Spread of Burkholderia pseudomallei
The bacterium has caused outbreaks in the US in recent years. Because of climate change, we should expect it to appear in Europe and in Hungary sooner or later.

Burkholderia pseudomallei is a well-known Gram- bacterium that occur in the environment (soil, water), typically in the tropics (Asia, Australia, Central and South America). It causes melioidosis in humans, it is rarely spread from human to human, and also has been reported it is able to cause disease in animals and plants. Most people infected with B. pseudomallei do not show symptoms, but those who do may present with symptoms ranging from mild (e.g. fever, skin lesions) to more severe symptoms such as pneumonia, abscesses, severe encephalitis, arthritis. Even with proper treatment, the mortality rate is around 10%, but in the absence of treatment it can be as high as 40%.

In 2020 and 2022, two cases occurred in the United States of America in two unrelated but geographically close locations in southern Mississippi (Gulf Coast). B. pseudomallei was isolated from the patient’s environment. Experts say it is not surprising that it is present in this region, which has a similar climate to parts of Asia. It is important to point out that the impact of climate change has led to predict a possible appearance in Europe (and Hungary as well) based on the cases in USA.

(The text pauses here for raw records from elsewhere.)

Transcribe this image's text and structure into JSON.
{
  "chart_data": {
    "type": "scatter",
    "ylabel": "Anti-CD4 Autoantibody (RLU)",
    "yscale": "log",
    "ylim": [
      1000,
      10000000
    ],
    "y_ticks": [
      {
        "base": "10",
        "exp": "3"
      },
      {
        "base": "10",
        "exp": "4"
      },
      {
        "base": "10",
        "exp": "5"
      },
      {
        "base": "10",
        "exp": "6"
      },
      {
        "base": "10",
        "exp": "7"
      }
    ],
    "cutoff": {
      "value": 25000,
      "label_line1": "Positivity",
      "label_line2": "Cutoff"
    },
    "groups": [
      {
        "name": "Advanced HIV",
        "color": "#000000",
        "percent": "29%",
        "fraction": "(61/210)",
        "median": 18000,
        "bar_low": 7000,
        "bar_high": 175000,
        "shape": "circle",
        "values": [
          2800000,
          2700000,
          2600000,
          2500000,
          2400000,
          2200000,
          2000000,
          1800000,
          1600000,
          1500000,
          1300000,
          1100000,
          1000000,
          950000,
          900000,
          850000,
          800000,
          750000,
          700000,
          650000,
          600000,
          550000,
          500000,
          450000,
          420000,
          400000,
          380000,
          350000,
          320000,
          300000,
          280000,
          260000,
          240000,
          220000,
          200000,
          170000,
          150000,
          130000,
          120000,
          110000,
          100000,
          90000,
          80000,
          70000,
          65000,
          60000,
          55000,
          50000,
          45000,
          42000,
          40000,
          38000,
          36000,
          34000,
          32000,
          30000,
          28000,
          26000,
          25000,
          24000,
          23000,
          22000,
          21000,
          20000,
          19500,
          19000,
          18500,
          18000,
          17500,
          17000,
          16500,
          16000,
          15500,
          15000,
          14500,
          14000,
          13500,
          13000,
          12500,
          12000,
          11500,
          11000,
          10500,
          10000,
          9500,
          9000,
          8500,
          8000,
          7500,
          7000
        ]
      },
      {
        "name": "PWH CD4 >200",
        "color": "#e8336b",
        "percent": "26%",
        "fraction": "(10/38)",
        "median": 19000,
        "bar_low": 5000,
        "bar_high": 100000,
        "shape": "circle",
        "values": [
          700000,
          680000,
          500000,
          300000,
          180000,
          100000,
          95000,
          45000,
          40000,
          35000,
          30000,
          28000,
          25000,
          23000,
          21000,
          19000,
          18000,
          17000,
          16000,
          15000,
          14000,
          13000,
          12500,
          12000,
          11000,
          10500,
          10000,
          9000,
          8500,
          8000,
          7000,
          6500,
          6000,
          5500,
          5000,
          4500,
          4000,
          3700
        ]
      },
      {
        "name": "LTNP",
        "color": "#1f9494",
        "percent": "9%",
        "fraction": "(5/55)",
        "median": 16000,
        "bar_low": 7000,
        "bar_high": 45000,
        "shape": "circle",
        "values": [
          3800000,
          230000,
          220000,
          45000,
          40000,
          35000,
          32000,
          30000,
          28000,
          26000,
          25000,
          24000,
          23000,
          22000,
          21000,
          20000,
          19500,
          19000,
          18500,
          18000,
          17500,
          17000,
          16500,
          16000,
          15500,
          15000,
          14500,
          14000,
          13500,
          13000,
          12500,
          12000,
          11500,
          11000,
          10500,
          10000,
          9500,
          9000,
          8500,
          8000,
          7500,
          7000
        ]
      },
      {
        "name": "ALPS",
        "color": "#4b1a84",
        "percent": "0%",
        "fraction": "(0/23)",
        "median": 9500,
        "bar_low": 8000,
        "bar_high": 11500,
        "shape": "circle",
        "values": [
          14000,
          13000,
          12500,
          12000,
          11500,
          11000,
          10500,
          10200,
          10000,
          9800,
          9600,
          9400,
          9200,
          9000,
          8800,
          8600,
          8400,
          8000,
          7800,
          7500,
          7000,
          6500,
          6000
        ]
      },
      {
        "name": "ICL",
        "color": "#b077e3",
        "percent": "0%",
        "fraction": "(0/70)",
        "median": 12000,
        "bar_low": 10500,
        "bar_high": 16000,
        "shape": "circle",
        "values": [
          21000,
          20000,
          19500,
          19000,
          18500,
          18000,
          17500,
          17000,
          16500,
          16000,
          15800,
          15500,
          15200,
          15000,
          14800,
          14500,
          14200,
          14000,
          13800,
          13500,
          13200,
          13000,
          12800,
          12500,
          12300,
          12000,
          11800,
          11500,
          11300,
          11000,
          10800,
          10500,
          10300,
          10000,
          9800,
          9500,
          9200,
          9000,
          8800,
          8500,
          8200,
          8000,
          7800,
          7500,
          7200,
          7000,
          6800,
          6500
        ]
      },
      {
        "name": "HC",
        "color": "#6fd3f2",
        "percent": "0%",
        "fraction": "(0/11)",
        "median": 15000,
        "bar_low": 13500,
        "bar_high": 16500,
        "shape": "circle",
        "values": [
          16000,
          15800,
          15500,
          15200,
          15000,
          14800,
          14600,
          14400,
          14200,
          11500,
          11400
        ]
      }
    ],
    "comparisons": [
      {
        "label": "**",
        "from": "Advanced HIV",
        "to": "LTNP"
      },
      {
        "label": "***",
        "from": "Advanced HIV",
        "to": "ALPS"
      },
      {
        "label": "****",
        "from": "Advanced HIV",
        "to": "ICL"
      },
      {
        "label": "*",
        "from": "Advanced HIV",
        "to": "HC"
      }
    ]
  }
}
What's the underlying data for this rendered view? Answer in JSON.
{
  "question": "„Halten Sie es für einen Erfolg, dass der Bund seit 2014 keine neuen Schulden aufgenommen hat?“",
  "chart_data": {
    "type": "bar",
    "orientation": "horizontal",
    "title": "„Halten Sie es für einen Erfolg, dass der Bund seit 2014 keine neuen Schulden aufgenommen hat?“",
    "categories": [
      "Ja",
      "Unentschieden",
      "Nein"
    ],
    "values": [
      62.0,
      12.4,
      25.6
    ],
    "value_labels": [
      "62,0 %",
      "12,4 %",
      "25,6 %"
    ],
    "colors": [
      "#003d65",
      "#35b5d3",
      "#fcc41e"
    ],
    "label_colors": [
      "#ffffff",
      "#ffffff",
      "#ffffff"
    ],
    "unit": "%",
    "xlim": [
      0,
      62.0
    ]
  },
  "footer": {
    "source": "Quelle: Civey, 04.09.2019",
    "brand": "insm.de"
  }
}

The CDC is recommending to the states to consider adding melioidosis to their state’s notifiable disease list, if they have not done so already. The focus is especially on those whom have compromised immune systems (diabetes, chronic kidney disease, chronic lung disease, excessive alcohol consumption), for these patients, their suggestion is to avoid contact with soil, muddy water (ground water, especially after heavy rains), especially if they have open wounds on their feet and lower legs.

It is important to mention that in the USA there was another outbreak linked to B. pseudomallei in 2021, with two deaths. However, this outbreak should not be confused with the above cases, as here an imported aromatherapy spray was contaminated with B. pseudomallei.

In its 2010 report ECDC recommended that B. pseudomallei should be monitored in all Member States, but it has not been done so far for various reasons.